Old-school Mac malware is hiding in plain sight in this productivity app

That of course makes the app appear genuine, although there are plenty of things that give it away if you know where to look.

Security matters

The reappearance of XLoader was first picked up by SentinelOne, with the blog noting that, unlike previous iterations that targeted the Java Runtime Environment, this new one is a different animal.

"XLoader has returned in a new form and without the dependencies," the blog notes. "Written natively in the C and Objective C programming languages and signed with an Apple developer signature, XLoader is now masquerading as an office productivity app called ‘OfficeNote’."

The whole thing has an appearance of legitimacy, but there are signs that something is afoot. For starters, the malware is delivered in an Apple disk image called OfficeNote.dmg, which should be enough to raise the alarm.
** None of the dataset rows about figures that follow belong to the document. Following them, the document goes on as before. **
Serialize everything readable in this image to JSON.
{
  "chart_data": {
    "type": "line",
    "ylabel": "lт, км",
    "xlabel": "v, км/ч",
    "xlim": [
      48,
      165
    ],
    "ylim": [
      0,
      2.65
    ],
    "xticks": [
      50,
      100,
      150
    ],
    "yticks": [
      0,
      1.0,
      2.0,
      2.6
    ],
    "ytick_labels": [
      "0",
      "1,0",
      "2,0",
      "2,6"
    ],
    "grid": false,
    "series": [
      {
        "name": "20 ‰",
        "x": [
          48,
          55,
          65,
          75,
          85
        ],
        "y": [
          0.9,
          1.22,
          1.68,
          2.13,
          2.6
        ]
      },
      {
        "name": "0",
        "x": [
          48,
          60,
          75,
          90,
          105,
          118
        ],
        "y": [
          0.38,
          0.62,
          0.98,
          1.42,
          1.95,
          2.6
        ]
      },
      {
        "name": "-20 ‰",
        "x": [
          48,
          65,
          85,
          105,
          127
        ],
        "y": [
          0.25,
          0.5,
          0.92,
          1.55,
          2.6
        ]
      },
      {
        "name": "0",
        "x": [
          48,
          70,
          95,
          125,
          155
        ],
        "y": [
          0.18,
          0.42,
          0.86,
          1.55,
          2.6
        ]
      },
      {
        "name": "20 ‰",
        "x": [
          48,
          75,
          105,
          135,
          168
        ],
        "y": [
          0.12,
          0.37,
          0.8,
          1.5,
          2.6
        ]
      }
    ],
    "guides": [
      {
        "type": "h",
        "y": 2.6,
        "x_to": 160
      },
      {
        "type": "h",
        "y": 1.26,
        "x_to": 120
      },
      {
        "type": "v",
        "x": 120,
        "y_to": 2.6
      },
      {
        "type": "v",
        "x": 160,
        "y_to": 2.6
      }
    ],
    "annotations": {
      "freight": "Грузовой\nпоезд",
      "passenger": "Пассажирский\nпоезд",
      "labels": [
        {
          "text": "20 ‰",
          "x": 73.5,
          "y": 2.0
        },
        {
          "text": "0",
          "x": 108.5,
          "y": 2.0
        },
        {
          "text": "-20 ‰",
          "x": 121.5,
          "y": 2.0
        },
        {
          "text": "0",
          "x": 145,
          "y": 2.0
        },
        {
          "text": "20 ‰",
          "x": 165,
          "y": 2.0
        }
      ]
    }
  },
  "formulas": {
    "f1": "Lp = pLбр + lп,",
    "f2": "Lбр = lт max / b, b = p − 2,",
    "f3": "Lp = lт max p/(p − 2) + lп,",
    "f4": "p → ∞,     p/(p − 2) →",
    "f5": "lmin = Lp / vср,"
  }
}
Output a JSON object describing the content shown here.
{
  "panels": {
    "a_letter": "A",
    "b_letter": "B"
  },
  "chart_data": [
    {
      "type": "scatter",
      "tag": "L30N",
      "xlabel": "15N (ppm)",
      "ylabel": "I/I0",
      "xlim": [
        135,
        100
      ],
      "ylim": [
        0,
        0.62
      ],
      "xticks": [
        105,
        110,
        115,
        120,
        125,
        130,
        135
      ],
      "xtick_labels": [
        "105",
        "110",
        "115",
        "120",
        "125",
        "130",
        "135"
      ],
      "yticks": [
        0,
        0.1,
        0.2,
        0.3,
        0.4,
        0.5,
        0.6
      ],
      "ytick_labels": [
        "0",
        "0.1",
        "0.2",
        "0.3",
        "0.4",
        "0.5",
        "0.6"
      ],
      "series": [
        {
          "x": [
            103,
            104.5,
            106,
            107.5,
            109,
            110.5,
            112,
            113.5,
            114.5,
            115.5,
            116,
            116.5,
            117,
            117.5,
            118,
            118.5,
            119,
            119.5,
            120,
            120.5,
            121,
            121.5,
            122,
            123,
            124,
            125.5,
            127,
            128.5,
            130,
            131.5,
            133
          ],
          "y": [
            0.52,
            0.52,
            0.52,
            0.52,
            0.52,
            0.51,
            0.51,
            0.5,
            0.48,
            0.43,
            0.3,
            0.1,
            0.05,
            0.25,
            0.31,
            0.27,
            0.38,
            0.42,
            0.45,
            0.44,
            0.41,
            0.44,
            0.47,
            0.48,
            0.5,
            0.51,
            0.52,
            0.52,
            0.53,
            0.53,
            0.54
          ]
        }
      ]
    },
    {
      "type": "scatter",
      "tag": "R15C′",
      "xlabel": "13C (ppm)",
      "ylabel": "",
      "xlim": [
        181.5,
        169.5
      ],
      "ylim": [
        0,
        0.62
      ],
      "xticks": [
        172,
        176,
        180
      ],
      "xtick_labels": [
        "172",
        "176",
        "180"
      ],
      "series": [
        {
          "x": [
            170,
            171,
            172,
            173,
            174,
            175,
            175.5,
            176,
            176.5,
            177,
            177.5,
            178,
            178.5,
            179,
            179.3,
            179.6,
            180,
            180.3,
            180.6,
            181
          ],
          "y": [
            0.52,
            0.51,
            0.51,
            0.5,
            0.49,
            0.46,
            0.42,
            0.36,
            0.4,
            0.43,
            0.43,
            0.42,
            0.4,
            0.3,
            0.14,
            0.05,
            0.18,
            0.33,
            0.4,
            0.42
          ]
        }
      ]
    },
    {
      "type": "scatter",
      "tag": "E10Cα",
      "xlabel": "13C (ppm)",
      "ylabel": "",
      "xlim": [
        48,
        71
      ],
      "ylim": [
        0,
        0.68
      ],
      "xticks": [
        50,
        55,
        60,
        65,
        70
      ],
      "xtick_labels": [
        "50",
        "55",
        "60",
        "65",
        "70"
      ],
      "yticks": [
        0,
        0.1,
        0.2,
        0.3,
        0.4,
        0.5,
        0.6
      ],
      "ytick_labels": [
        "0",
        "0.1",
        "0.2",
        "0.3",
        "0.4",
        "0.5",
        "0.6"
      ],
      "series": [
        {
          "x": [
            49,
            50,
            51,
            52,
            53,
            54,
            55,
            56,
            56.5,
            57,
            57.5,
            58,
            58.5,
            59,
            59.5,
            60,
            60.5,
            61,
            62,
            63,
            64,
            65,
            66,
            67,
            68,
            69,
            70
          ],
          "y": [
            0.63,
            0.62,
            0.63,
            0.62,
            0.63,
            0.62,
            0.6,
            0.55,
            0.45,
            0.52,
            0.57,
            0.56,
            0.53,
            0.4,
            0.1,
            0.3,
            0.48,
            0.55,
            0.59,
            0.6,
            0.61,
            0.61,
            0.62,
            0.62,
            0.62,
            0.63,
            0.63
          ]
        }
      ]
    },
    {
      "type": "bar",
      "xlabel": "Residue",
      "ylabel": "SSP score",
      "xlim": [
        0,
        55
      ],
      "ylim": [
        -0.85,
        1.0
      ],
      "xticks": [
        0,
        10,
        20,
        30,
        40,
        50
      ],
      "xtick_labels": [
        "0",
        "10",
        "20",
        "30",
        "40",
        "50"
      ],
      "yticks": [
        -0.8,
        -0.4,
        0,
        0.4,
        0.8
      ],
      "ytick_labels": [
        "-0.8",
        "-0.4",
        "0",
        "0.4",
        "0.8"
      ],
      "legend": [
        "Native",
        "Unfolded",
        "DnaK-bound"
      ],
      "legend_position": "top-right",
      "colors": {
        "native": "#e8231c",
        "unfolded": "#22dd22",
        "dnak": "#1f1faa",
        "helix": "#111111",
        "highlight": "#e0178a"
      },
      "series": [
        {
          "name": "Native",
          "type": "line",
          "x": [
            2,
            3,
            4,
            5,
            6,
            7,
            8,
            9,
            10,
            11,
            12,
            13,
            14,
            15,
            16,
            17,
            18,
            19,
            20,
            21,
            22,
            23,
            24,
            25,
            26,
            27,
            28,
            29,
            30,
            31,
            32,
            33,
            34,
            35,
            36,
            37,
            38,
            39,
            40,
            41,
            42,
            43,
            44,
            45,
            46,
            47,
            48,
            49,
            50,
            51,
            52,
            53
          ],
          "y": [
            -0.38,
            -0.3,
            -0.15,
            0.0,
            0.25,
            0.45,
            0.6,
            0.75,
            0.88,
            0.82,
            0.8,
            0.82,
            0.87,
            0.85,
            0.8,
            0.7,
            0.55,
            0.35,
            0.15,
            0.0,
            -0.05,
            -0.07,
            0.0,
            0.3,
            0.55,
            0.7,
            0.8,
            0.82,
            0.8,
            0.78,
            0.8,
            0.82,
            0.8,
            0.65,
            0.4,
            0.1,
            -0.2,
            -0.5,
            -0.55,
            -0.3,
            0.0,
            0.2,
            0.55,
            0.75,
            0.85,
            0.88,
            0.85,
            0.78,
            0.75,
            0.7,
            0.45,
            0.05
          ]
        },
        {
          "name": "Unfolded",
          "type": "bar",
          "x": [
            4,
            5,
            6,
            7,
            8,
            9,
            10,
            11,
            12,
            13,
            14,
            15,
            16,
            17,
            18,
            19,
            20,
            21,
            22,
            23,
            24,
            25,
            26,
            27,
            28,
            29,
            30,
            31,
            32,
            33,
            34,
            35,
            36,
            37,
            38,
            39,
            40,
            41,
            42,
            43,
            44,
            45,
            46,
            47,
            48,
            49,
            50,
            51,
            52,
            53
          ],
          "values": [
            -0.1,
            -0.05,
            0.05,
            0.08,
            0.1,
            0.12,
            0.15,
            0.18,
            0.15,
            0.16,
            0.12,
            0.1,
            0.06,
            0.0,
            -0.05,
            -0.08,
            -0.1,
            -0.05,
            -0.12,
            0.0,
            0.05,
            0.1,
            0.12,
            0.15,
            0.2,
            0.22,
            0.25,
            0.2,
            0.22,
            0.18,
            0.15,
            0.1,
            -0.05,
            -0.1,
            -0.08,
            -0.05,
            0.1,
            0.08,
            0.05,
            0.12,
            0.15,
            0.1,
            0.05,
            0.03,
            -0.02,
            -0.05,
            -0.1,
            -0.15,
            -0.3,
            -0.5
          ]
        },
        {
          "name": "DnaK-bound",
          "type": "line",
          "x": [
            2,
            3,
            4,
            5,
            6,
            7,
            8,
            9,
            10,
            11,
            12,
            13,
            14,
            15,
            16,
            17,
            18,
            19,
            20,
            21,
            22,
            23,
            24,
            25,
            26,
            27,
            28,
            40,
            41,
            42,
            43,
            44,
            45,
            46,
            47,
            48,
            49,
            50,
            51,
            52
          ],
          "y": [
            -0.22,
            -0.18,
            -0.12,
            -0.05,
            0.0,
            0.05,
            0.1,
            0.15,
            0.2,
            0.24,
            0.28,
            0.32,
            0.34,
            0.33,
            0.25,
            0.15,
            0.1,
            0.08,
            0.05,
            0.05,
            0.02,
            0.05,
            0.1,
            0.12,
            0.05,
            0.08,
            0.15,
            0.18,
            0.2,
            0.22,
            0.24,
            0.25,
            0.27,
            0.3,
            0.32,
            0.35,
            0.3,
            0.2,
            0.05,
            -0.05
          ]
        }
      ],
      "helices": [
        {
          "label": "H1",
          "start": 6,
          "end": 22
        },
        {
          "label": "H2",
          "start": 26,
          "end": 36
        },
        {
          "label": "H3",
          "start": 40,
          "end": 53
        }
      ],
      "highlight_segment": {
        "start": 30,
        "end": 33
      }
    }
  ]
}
Another issue is the Apple developer signature by the name of MAIT JAKHU (54YDV8NU9C).

Thankfully, Apple has now revoked that signature but XProtect, the Mac's malware-blocking tool, wasn't preventing the app from launching at the time of writing — so if you don't notice something's amiss, macOS will launch it.

Once that happens XLoader will start watching Chrome and Firefox web browsers and start collecting data from them. Safari isn't targeted which is another reason to give it a try if you haven't of late.

The new iteration of XLoader is definitely going after business users so this is one for I.T. departments to be aware of. But it's another reminder that malware does exist on the Mac, no matter how much Apple's promotional materials might like to make it appear otherwise.